Durante más de 2.000 años Europa fue un campo de batalla en el cual quedaron millones de muertos, desplazados y familias desgarradas por naciones tan volubles como sus emperadores, reyes y gobernantes de turno.

Con todas nuestras cruentas décadas nos falta un largo camino, que ojalá no recorramos jamás, para alcanzar las cotas de violencia que durante siglos tuvo la Europa pacifista de hoy. Olvidando los graves conflictos que por centurias tuvieron, si solo sumáramos los millones de muertos de las dos guerras del siglo pasado, nunca llegaremos a tales niveles de violencia. Claro, es justo reconocer que nos estamos esforzando por alcanzar tan vergonzosas cifras.

Por siglos hubo grandes conflictos en la frontera de Francia y Alemania. El problema parece haberse acabado cuando, después de la segunda guerra, niños franceses fueron enviados a estudiar a casas de alemanes y en contraposición niños alemanes vivieron en casas de franceses. Ambos aprendieron idioma, historia y costumbres de los padres, hijos y hermanos de sus eternos y mortales enemigos.

Hace poco más de 100 años Polonia y Ucrania estaban trenzados en una guerra. Lustros después, en plena Segunda Guerra Mundial, uno de los padres de Ucrania, a la sazón líder guerrillero, luchando por la independencia cometió un genocidio contra polacos por el único y execrable crimen de no ser étnicamente ucranianos. Según los polacos unos 80.000 a 100.000 compatriotas fueron masacrados.

Según Ucrania los polacos hicieron algo parecido con miles de ucranianos.

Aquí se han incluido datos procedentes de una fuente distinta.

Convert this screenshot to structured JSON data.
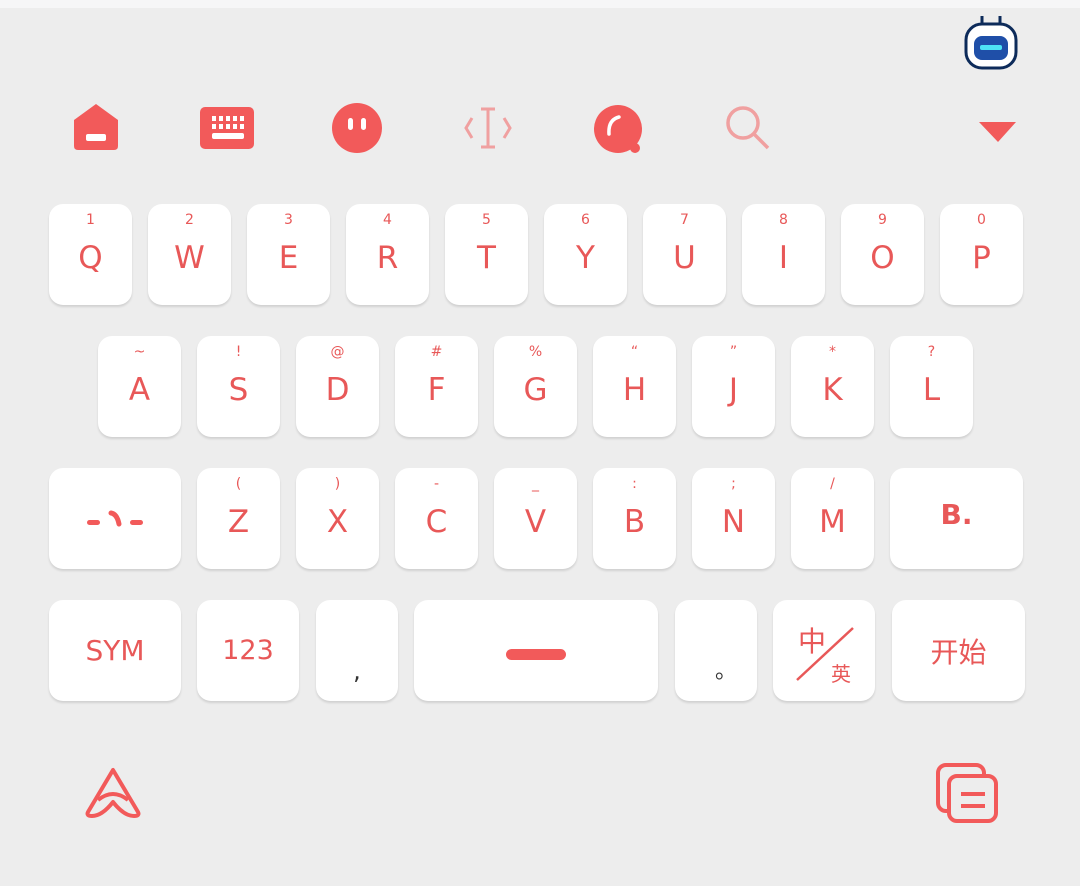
{
  "colors": {
    "accent": "#f25a5a",
    "background": "#ededed",
    "key": "#ffffff"
  },
  "toolbar": {
    "icons": [
      "home-icon",
      "keyboard-icon",
      "emoji-face-icon",
      "cursor-move-icon",
      "bubble-icon",
      "search-icon",
      "collapse-down-icon"
    ],
    "assistant": "robot-assistant-icon"
  },
  "rows": [
    [
      {
        "main": "Q",
        "sub": "1"
      },
      {
        "main": "W",
        "sub": "2"
      },
      {
        "main": "E",
        "sub": "3"
      },
      {
        "main": "R",
        "sub": "4"
      },
      {
        "main": "T",
        "sub": "5"
      },
      {
        "main": "Y",
        "sub": "6"
      },
      {
        "main": "U",
        "sub": "7"
      },
      {
        "main": "I",
        "sub": "8"
      },
      {
        "main": "O",
        "sub": "9"
      },
      {
        "main": "P",
        "sub": "0"
      }
    ],
    [
      {
        "main": "A",
        "sub": "~"
      },
      {
        "main": "S",
        "sub": "!"
      },
      {
        "main": "D",
        "sub": "@"
      },
      {
        "main": "F",
        "sub": "#"
      },
      {
        "main": "G",
        "sub": "%"
      },
      {
        "main": "H",
        "sub": "“"
      },
      {
        "main": "J",
        "sub": "”"
      },
      {
        "main": "K",
        "sub": "*"
      },
      {
        "main": "L",
        "sub": "?"
      }
    ],
    [
      {
        "main": "Z",
        "sub": "("
      },
      {
        "main": "X",
        "sub": ")"
      },
      {
        "main": "C",
        "sub": "-"
      },
      {
        "main": "V",
        "sub": "_"
      },
      {
        "main": "B",
        "sub": ":"
      },
      {
        "main": "N",
        "sub": ";"
      },
      {
        "main": "M",
        "sub": "/"
      }
    ]
  ],
  "keys": {
    "shift": "shift-icon",
    "backspace": "B.",
    "sym": "SYM",
    "num": "123",
    "comma": ",",
    "period": "。",
    "lang_cn": "中",
    "lang_en": "英",
    "enter": "开始"
  },
  "bottom": {
    "logo": "app-logo-icon",
    "clipboard": "clipboard-icon"
  }
}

Antes de la pandemia Polonia y Ucrania decidieron reconocer los genocidios de parte y parte ocurridos entre 1919 y 1951 y rendirle homenaje a las víctimas. Ambos países tenían la intención de reconocer, perdonar y olvidar.

Hoy, entre polacos y ucranianos, con las armas del perdón y el olvido están construyendo reconciliación y humanidad. Desde febrero centenares de polacos han ejercido como voluntarios en sitios de ayuda y orientación para los millones de ucranianos que han huido a Polonia. A falta de albergues, los polacos abrieron sus casas para hospedar en ellas a miles y miles de ucranianos desplazados por Rusia.

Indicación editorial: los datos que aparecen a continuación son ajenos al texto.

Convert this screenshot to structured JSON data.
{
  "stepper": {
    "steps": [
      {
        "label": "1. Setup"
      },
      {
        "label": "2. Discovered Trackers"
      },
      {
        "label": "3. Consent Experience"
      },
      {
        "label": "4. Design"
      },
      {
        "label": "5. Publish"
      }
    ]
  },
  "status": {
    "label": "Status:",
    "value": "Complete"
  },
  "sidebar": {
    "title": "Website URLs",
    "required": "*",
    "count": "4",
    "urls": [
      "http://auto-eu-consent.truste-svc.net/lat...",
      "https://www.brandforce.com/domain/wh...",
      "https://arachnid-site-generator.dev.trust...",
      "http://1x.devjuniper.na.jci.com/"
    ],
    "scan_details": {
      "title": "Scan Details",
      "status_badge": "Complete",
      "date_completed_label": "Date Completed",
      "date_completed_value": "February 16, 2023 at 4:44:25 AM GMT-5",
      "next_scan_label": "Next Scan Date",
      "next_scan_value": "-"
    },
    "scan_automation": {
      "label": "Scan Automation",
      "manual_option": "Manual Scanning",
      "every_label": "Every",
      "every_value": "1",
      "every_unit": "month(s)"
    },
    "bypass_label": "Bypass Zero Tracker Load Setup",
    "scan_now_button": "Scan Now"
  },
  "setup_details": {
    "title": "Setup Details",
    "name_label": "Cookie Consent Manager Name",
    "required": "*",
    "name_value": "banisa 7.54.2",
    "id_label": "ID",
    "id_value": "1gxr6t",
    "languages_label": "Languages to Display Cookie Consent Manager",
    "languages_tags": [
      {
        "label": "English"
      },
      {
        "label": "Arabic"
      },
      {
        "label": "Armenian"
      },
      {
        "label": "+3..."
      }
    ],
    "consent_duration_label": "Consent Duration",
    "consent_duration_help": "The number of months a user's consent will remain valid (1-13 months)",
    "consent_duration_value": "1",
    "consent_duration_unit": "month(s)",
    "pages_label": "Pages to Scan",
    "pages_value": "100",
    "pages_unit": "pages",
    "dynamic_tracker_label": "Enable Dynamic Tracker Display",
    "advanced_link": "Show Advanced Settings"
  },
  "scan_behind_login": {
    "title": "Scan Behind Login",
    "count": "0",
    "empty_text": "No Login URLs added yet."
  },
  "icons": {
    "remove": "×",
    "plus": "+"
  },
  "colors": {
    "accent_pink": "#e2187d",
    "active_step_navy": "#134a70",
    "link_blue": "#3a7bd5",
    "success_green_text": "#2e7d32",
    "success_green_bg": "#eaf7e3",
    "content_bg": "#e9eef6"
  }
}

Un ejemplo similar nos dio Sudáfrica con su comisión para la verdad y la reconciliación con miles de dramáticas y públicas confesiones. El proceso no fue perfecto pero la frase de Tutu ha permitido construir, en paz, el presente y futuro de ese país “sin perdón no hay futuro, pero sin confesión no puede haber perdón”.

Colombia parece estar perdiendo la oportunidad pues poco ha habido de verdad, justicia o reparación y no repetición. Deberíamos aprender de todo esto y como decía Borges: “El olvido es la única venganza y el único perdón”.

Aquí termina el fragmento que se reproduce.